Hays, who told his story at the recent Network World IT Roadmap Conference, didn't jump into virtualization all at once. His first foray was in 2005, when he was faced with paying US$300,000 over three years to maintain the three Unix servers and direct-attached storage units supporting his ERP, inventory management and sales management functions. All told, the three servers were responsible for handling US$1.75 million in sales transactions daily.

At the time, virtualization a la VMware was not well-known. Instead, he used the US$300,000 to replace the Unix servers with one PA-RISC-based HP-UX server running HP's Virtual Partition (vPAR) software, which enabled the one server to host three virtually partitioned servers. He also put the server on a Fibre Channel-based HP EVA 5000 storage-area network.

"Cost-wise, it was a wash," he says, noting that the depreciation for the new equipment was US$100,000 per year, the same as he would have been paying for maintenance per year on the old gear.

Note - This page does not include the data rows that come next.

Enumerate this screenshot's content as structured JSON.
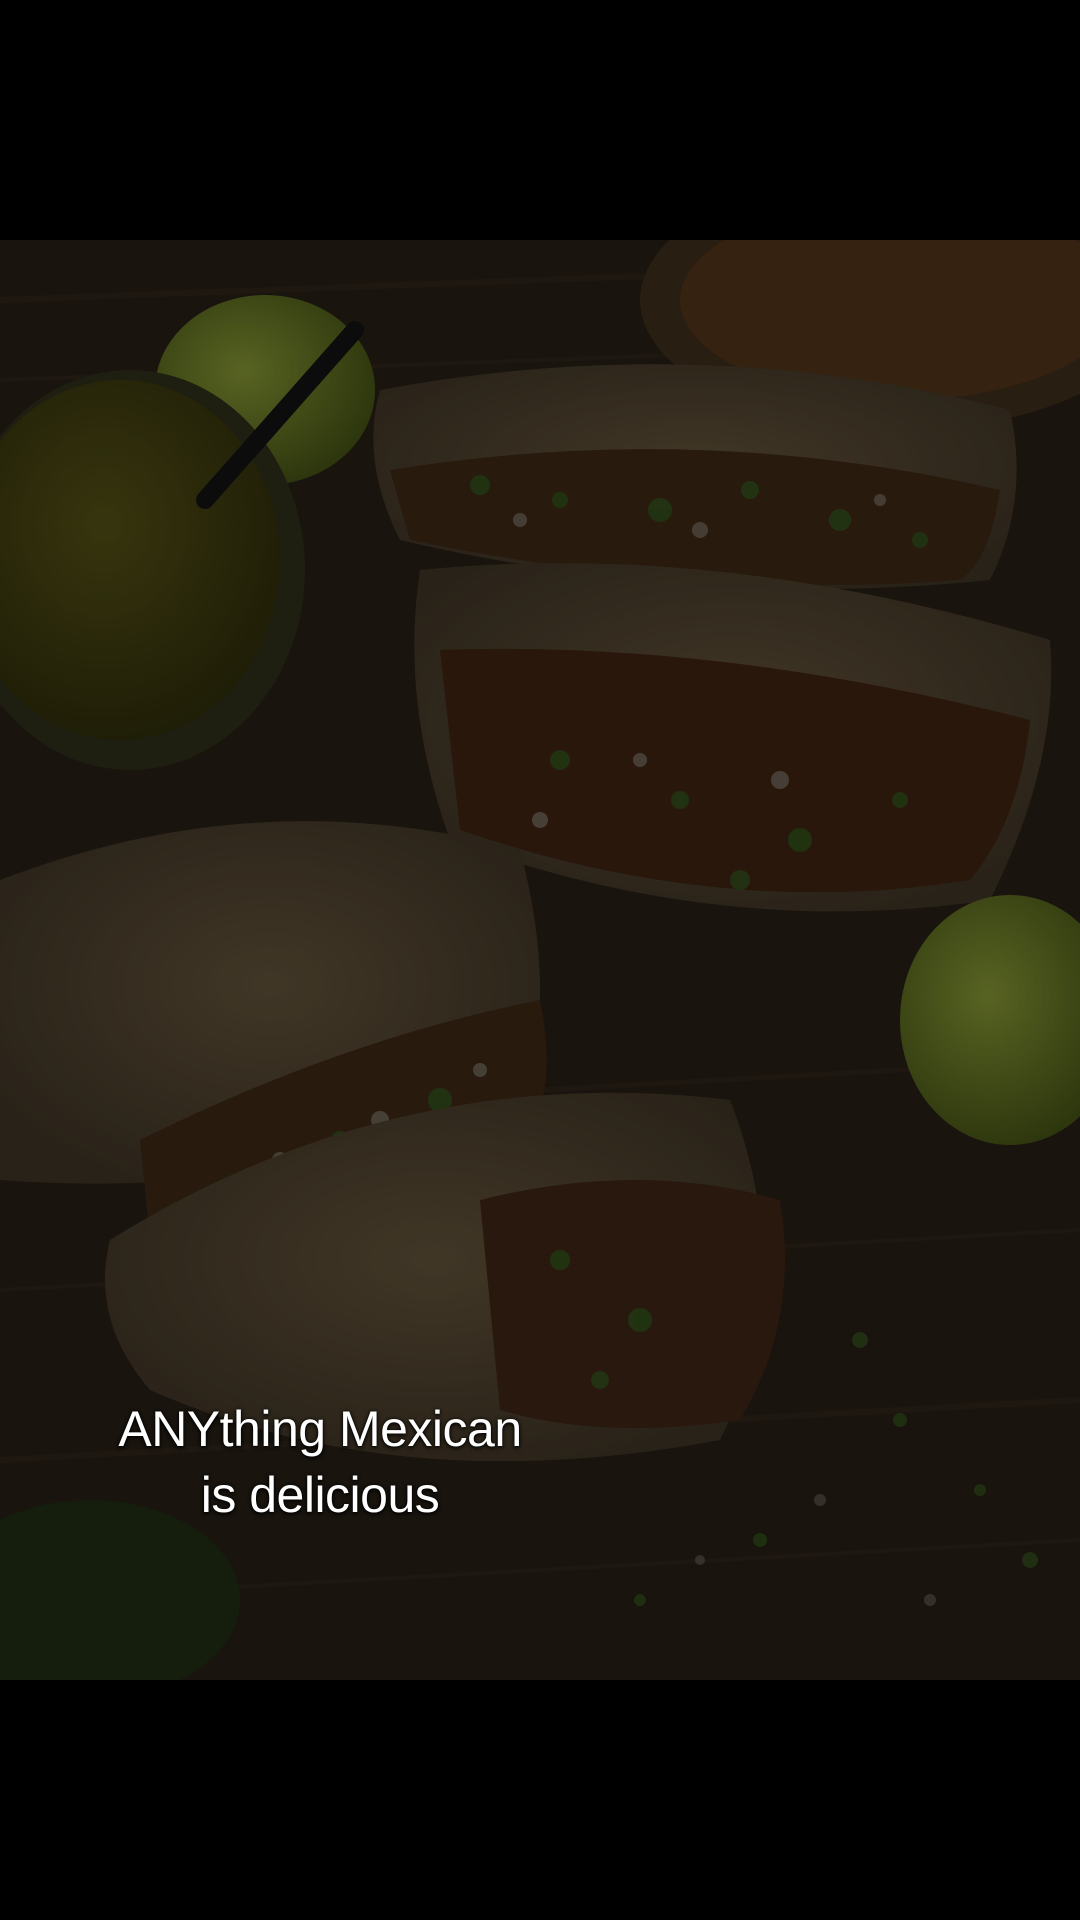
{
  "caption": {
    "line1": "ANYthing Mexican",
    "line2": "is delicious"
  },
  "colors": {
    "background": "#000000",
    "wood": "#2a2218",
    "tortilla": "#4a3e2c",
    "filling": "#3a2414",
    "salsa_verde": "#3d3a10",
    "lime": "#5a6a20",
    "caption_text": "#ffffff"
  }
}
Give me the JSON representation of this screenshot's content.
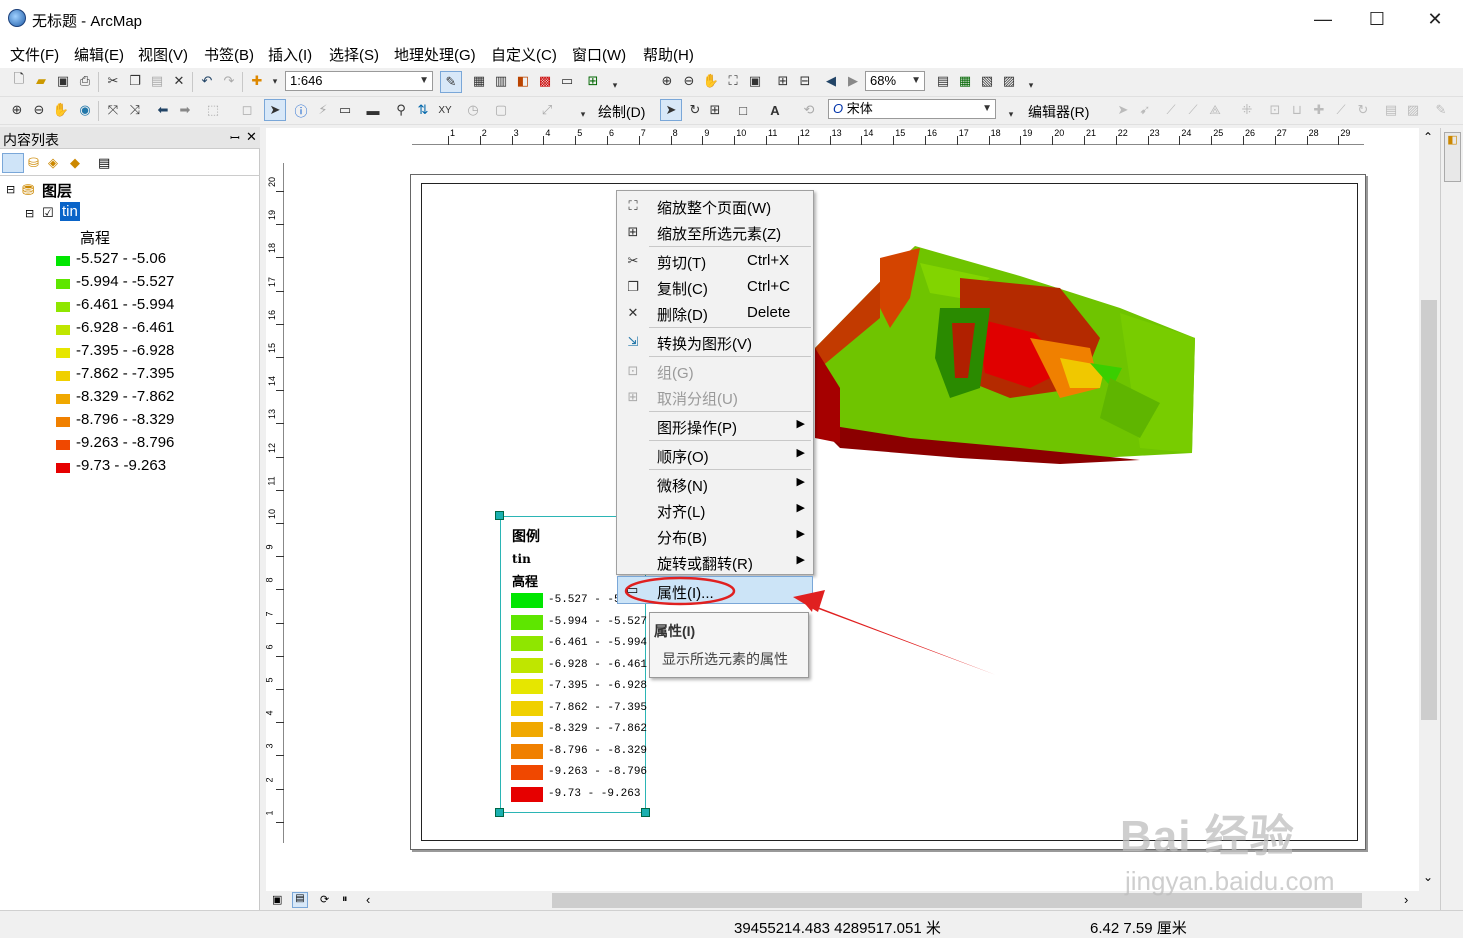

But reports now ran 30 per cent to 40 per cent faster, and user complaints declined. "People were waiting less time to get information, and they didn't have that problem where they were outworking the ability of the system to retrieve the data," he says.

At the same time, the company also needed to upgrade its ERP databases from Informix 7 to 9.4. "We had 1,500 programs that we needed to regression test against new hardware, a new database, new development tools and a new operating system," Hays says. Buying new equipment enabled Hays to install all the new software and thoroughly test everything before cutting over. Once his team was confident everything would work, they simply switched users from the old equipment to the new. The whole process, which could have taken six months in the past, took just 45 days.

Success breeds success

Faced with a similar situation on the Wintel side of the house in August 2006, Lextron once again calculated its options. The company had been using 40 physical servers to support its Microsoft Windows environment, including Exchange, SharePoint, CRM and Web services, as well as file and print.

"We had servers that needed to be replaced and we had a track record of taking multiple physical servers and combining them into one," Hays says. "Virtualization seemed like an obvious project to at least investigate."